After manual removal, people tried poisoning the plants with an arsenic salt, and while effective, this was expensive, time consuming and very dangerous to people applying the salt and then, it left toxic residue in the soil.
The solution to the problem was finally found in the 1920s. In its native environment, predators kept the cacti under control. One of these predators is the larva of a South American moth with a resplendent name, Cactoblastis cactorum.
Following mass rearing of cactoblastis, 10 million eggs were distributed in 61 localities throughout affected areas during 1926 and 1927 and a further 2.2 billion eggs were released between 1927 and 1931.

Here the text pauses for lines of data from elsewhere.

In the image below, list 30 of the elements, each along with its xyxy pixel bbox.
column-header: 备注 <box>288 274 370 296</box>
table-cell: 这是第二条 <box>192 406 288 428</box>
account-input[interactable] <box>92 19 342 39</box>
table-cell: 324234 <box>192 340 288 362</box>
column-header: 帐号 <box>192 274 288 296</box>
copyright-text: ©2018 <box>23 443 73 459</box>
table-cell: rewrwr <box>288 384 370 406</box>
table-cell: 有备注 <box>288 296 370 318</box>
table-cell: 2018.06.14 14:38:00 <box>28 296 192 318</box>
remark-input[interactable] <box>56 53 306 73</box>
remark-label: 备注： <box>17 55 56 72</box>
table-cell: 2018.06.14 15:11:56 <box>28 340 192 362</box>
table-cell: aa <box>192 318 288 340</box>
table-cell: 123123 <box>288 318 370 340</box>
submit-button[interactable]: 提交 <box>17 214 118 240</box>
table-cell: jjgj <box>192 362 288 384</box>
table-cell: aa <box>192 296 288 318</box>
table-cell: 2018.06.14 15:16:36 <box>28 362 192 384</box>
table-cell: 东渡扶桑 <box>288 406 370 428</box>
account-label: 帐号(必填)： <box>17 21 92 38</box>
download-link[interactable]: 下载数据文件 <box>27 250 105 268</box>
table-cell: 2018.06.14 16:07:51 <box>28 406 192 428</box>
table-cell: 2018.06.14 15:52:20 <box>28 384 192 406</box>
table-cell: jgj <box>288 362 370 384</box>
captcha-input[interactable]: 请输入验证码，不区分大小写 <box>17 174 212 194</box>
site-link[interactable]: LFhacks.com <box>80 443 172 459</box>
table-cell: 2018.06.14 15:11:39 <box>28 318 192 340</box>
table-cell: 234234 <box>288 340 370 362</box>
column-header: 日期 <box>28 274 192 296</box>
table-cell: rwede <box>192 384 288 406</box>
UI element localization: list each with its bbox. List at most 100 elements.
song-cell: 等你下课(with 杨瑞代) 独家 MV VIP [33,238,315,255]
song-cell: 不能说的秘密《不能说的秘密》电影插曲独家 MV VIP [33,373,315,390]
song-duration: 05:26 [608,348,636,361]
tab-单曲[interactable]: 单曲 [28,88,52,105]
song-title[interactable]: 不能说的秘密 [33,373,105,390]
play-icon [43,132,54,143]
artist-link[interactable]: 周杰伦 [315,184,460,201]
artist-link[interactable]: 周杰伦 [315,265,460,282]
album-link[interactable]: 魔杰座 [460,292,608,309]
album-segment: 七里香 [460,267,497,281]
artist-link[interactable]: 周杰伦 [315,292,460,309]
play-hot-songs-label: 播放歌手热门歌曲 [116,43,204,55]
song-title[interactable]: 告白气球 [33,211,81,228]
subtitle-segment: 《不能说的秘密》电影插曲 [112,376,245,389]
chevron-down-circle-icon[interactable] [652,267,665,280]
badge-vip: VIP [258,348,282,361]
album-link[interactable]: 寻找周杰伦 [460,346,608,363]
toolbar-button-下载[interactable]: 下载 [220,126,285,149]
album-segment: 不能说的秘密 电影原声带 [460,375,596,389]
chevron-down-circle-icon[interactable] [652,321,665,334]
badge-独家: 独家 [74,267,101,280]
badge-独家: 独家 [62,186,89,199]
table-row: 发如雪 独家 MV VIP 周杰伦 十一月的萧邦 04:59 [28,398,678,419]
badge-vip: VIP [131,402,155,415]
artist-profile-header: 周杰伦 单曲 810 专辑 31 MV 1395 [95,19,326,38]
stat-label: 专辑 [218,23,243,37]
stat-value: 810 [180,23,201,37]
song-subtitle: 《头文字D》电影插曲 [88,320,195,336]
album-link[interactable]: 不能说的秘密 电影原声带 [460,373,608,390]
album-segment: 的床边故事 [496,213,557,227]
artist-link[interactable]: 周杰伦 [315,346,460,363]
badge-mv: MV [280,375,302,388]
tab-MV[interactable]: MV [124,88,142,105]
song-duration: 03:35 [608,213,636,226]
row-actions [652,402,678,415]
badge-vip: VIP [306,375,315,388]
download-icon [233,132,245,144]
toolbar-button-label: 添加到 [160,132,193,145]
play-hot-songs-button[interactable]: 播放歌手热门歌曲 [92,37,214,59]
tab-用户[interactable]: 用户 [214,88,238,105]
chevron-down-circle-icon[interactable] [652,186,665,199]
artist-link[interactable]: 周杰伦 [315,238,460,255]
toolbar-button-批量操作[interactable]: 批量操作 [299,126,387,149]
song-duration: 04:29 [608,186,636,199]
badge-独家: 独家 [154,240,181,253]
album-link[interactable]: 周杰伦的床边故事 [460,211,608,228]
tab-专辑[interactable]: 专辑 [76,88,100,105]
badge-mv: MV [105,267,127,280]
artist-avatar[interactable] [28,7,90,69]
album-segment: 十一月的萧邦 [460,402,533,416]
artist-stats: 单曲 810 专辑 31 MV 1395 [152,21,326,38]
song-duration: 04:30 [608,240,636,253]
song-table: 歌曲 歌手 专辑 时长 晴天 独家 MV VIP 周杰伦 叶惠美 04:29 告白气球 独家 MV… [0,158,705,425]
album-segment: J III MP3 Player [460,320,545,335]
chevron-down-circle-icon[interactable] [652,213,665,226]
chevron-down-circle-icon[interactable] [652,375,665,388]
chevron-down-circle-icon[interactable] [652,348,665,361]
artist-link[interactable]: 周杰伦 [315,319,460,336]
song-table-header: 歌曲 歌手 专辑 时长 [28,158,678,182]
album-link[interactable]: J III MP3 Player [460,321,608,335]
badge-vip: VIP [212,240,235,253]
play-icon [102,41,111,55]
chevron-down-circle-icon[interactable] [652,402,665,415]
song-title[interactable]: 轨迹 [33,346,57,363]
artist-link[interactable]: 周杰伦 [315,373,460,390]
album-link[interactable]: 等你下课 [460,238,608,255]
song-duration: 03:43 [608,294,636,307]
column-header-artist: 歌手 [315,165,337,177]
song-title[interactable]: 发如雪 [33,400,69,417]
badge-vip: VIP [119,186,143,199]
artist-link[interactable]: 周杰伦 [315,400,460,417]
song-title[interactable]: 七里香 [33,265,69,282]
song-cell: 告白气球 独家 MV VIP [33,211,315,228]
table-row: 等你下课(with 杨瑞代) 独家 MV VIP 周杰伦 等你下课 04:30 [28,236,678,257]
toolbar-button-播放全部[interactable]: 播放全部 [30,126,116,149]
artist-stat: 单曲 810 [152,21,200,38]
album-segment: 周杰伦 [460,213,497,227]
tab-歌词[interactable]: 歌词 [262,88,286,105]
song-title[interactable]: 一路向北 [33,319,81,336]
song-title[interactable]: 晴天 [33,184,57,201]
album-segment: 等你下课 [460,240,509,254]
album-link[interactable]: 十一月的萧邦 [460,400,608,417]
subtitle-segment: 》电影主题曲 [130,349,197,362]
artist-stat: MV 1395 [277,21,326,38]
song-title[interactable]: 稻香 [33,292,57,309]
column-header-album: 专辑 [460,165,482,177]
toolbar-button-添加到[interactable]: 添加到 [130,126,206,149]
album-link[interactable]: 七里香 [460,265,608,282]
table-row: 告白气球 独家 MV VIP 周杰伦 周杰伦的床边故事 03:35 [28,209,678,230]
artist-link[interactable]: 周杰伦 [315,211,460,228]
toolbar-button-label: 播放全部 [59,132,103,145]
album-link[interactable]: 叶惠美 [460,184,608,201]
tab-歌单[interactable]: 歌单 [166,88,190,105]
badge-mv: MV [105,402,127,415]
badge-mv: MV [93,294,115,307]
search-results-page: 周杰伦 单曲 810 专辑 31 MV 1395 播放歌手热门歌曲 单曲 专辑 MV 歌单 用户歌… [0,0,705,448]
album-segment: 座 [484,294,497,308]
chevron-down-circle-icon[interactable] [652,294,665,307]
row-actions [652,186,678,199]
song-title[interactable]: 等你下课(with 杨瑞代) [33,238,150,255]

It worked, and because the larvae only ate the flesh of the Opuntia spp. cacti, it did not cause more problems than it solved as in the cane toad case.
Some species of Dactylopius ( the cochineal bugs) were also successfully used for biocontrol.
See it for yourself
Drag the green line from side to side to view how the photograph changes from during infestation to after biocontrol.
Video examining the almost disaster of the prickly pear invasion of Australia
Prickly pear is promoted as a desirable garden plant in areas where it is not native. This becomes problematic as average temperatures rise. Due to climate change , temperature ranges in the European Alps are changing and there are now more icefree days. Prickly pear is becoming a pest in the mountains, replacing edelweiss in areas of Switzerland.
The skin of prickly pear plants is sometimes utilised as "vegan leather".